When President Kennedy was assassinated in 1963, Vice President Johnson’s succession to the Presidency left a vacancy in the Vice Presidency–a situation that had occurred after the other seven vice-presidential successions, but that was suddenly far less acceptable in the nuclear era, with a Cold War on. The crisis was exacerbated because the next two successors in line for the Presidency were 71-year-old House Speaker John McCormack and 86-year-old Senate President pro tem Carl Hayden, who had been chosen for reasons other than their fitness as Presidential successors. The crisis was solved (up to a point, at least) by the 25th amendment, which was proposed in 1965 and ratified in 1967.

Spiro Agnew did not achieve national prominence until his nomination for the Vice Presidency in 1968. The kickback scandal that drove Agnew from office did not break until 1973. The resulting vacancy was the first one filled under the 25th amendment, which allowed an unbroken constitutional succession when President Nixon also resigned less than a year later.

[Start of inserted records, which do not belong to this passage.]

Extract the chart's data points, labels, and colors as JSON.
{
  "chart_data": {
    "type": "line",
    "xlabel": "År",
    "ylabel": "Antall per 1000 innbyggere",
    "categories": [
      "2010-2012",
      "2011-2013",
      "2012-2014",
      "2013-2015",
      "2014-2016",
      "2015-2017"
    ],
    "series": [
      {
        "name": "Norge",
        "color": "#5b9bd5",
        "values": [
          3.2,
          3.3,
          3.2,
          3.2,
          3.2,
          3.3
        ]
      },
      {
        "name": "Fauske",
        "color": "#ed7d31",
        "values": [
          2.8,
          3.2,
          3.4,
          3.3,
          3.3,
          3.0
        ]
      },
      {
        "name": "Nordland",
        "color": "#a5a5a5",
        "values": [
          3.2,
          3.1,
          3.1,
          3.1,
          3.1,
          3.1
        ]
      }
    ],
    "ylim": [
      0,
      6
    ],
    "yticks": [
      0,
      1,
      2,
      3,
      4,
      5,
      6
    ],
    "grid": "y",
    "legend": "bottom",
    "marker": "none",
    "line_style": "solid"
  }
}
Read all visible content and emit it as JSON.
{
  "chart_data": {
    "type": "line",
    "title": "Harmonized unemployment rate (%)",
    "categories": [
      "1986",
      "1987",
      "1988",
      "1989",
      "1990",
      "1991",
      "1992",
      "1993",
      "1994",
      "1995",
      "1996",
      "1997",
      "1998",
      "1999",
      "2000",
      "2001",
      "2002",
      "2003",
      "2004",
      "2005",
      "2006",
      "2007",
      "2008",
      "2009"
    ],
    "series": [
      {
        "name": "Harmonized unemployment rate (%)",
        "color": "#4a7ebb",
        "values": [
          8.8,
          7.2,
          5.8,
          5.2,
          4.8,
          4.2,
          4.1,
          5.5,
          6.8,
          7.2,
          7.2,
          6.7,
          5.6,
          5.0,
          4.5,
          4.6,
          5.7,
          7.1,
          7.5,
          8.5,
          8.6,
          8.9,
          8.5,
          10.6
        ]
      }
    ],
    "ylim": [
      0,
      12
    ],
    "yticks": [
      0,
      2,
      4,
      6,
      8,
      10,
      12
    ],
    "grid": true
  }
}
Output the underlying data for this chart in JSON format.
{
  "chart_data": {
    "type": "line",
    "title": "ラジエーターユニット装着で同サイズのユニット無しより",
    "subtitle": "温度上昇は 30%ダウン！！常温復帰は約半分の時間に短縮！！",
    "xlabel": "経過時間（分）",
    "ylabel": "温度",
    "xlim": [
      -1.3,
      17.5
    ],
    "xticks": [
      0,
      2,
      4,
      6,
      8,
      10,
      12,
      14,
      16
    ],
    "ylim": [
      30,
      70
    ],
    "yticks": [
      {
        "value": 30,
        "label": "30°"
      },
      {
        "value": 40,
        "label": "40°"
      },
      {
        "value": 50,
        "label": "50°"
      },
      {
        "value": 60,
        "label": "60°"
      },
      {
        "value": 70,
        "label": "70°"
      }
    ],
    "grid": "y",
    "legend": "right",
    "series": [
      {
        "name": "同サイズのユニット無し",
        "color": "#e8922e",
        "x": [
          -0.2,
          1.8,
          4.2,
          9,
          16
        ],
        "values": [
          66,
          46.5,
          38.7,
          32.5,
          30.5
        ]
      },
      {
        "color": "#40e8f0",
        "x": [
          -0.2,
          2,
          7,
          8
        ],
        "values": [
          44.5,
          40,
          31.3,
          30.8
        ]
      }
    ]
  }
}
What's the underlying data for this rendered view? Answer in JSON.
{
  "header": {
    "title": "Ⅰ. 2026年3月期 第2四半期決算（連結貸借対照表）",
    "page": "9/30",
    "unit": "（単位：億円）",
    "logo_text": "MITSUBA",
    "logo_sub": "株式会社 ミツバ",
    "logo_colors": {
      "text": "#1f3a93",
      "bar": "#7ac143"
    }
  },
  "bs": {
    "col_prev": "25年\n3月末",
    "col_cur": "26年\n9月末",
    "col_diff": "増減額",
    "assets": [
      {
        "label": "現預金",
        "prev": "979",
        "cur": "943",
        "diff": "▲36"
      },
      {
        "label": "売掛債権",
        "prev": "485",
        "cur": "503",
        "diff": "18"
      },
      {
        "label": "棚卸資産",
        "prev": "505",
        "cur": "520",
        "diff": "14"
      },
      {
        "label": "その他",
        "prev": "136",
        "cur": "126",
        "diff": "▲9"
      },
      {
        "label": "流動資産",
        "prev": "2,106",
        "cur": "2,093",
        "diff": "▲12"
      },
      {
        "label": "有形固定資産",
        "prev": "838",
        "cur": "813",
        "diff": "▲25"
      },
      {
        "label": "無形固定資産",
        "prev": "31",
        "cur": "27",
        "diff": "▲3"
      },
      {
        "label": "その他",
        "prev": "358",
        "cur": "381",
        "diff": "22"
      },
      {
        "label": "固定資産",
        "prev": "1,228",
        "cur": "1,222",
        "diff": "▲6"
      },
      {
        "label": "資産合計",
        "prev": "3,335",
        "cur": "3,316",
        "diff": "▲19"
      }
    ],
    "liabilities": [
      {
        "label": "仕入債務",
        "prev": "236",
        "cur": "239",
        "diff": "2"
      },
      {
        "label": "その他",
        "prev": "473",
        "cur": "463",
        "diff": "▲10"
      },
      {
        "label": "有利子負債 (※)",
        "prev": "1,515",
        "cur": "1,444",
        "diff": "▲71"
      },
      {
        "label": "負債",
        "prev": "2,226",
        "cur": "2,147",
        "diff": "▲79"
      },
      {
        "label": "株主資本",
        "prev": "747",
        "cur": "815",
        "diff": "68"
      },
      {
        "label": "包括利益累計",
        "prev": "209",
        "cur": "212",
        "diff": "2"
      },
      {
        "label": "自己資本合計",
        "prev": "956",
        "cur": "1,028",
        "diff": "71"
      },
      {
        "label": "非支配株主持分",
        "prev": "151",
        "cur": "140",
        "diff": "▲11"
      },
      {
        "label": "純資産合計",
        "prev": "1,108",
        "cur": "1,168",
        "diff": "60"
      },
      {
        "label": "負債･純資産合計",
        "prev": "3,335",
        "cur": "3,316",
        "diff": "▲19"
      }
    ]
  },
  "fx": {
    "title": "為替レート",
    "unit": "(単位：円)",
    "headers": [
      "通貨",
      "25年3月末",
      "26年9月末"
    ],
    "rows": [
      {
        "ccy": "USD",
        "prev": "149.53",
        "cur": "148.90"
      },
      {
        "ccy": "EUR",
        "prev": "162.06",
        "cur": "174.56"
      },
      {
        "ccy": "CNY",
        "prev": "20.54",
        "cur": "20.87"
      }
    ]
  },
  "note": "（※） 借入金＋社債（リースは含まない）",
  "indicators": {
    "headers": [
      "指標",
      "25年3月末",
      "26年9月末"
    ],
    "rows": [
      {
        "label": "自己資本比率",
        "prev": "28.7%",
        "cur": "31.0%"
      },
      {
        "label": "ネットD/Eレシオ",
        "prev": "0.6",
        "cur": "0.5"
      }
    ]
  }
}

One of the United States’ great strengths is that we do prepare for unexpected contingencies so that, when the unexpected or unthinkable happens, we can rely on the rule of law rather than letting might make right. In the chaos that would follow a successful decapitation strike, we would surely want clear lawful authority establishing who was in charge, lest the government dissolve into a muddle of military commanders and second-tier civilian leaders competing for primacy.